Twin Cities is an indie film/drama that metaphorically and practically demonstrates that those of us who have experienced tragedy or depression have our own ways trying to find inner peace, whether that be in expressionistic writing, drugs, everyday conversation, or religion. Twin Cities is in many ways a modern Greek Tragedy with characters that are hauntingly compelling yet relatable.
The film is written and directed by Dave Ash – still new to film-making but not a director or writer to sleep on. Twin Cities demonstrates many marks of pure genius in its script as well as in Ash’s directing. This is not a perfect film, it’s biggest flaw being the editing but that will be touched on later. However, if you can follow the many threads that this film weaves you will end at a very thought provoking conclusion.
Full disclosure: my initial thoughts on Twin Cities were not positive. The story goes to places that were unexpected and that, frankly, I was not prepared for. Some of the editing choices make the film hard to follow, especially at the beginning. However, after giving myself ample time to digest the content placed before me is when I began to see the genius in the film’s writing and acting.

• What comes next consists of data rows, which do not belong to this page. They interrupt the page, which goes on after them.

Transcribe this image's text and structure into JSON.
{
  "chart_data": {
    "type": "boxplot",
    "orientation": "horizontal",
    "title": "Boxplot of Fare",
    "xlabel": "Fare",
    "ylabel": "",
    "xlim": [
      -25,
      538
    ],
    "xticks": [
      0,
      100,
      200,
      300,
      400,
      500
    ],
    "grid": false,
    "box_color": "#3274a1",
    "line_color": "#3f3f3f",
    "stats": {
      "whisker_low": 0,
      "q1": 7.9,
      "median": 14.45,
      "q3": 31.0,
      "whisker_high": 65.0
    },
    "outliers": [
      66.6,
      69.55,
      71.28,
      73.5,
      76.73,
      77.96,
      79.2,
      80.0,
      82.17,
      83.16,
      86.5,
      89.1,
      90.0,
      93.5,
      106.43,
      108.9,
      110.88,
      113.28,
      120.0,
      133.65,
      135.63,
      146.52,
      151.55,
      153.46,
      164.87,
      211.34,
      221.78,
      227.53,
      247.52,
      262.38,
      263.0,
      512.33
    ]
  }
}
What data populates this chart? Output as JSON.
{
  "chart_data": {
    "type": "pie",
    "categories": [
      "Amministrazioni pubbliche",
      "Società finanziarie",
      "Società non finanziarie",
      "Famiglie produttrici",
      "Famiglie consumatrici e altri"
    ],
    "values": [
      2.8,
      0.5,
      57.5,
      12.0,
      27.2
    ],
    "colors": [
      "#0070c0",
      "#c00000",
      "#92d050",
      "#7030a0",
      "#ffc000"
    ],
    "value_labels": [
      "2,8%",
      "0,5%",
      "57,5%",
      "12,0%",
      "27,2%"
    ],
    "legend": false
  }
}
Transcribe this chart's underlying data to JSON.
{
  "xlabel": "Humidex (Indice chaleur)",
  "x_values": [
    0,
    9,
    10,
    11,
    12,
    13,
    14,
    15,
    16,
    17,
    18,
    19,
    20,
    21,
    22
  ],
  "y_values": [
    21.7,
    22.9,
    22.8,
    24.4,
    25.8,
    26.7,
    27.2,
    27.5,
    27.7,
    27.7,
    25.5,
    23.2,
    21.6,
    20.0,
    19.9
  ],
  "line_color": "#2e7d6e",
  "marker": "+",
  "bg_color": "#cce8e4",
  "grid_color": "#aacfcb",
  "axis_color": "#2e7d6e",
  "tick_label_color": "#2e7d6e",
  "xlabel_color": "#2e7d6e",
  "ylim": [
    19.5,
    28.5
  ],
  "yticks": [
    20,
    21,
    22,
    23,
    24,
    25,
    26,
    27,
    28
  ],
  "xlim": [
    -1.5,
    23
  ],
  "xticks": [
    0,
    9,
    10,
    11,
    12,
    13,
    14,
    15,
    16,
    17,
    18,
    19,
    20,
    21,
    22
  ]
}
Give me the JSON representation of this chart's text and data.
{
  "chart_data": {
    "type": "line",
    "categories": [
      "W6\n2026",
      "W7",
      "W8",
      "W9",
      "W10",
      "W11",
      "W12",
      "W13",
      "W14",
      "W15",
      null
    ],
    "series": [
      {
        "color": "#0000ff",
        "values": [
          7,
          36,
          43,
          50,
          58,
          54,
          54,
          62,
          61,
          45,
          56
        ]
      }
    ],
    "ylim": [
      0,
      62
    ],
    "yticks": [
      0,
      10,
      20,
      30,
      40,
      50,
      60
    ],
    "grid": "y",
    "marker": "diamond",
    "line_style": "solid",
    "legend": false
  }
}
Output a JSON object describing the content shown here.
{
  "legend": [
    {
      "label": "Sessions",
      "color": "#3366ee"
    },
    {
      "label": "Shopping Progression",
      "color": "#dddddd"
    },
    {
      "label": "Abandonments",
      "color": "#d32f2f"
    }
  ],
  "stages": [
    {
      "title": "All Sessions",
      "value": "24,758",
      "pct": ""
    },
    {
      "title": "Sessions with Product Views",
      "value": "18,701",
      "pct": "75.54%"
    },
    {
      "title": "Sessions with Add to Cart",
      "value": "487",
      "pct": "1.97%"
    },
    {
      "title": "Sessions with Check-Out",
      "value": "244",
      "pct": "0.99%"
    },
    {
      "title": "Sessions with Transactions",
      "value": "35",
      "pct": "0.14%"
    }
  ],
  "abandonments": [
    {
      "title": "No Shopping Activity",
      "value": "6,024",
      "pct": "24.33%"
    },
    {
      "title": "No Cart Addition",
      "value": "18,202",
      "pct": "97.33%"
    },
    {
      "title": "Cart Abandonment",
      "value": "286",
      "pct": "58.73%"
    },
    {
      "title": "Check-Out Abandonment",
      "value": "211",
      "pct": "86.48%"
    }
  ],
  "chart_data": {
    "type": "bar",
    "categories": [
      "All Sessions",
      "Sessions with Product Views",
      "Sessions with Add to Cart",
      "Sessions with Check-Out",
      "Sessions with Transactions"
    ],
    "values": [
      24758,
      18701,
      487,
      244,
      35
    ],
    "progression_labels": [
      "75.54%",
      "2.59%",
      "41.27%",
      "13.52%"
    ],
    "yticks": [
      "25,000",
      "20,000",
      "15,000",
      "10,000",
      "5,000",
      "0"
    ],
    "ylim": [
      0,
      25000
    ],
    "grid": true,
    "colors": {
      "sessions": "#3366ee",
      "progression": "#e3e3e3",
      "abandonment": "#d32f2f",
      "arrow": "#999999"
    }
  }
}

The way in which this story is told is very gutsy; gutsy in a way that could either make or break the film. It took me a day or two before I really began to understand what Ash was going for. There are some metaphors presented that require deeper level thinking and one big one that suddenly and unexpectedly turns the majority of the movie into one big allegory. It is at this daring moment in the storytelling that some will either appreciate Twin Cities for what it accomplishes with compelling narrative or be turned off completely – labeling the film as “pretentious.” After mulling the film over I admittedly I fall in the camp of admiration.
The characters John and Emily, played to perfection by Clarence Wethern and Bethany Ford Binkley, are a married couple that long for the days where they were once happy. Both are overworked, and stressed over deadlines to the point that the romance has fizzled out. However, after John is diagnosed with terminal cancer, he realizes that living in the moment and sparking a new romance with his pregnant and loving wife is his most important priority before his apparent death. However, their relationships takes some very surreal turns in a way that nobody could have predicted.
As stated, the film is not perfect – its biggest flaw being the editing. The beginning of the film is hard to follow because it jumps back and forth between different times in John and Emily’s relationship yet with no clear sign of when it does so. It happens often, and without warning. There were times where I was forced to look for Emily’s pregnant belly or for a ring on her finger just so that I would know where in the timeline of their relationship we stood – “wait, are they married right now or are they dating?” Clearer editing cuts or possibly changing filters or lighting would have made these time changes more apparent, therefore making the film easier to follow. The movie also runs a little long, there were some scenes, or sequences with scenes, that needed to be trimmed out. Better allowing for more fluid pacing from beginning to end.
Even if the film is not to your particular liking, it offers many themes to ponder over. The acting is excellent and storytelling compelling (once you are able to understand where scenes lie in the timeline). This is not a film for everyone, but one I think everyone should view due to the themes it puts in your mind to ponder. I’m giving Twin Cities a score of 6/10. It trips over itself at times, and needs work with editing and pacing, but offers great performances and genius level directing.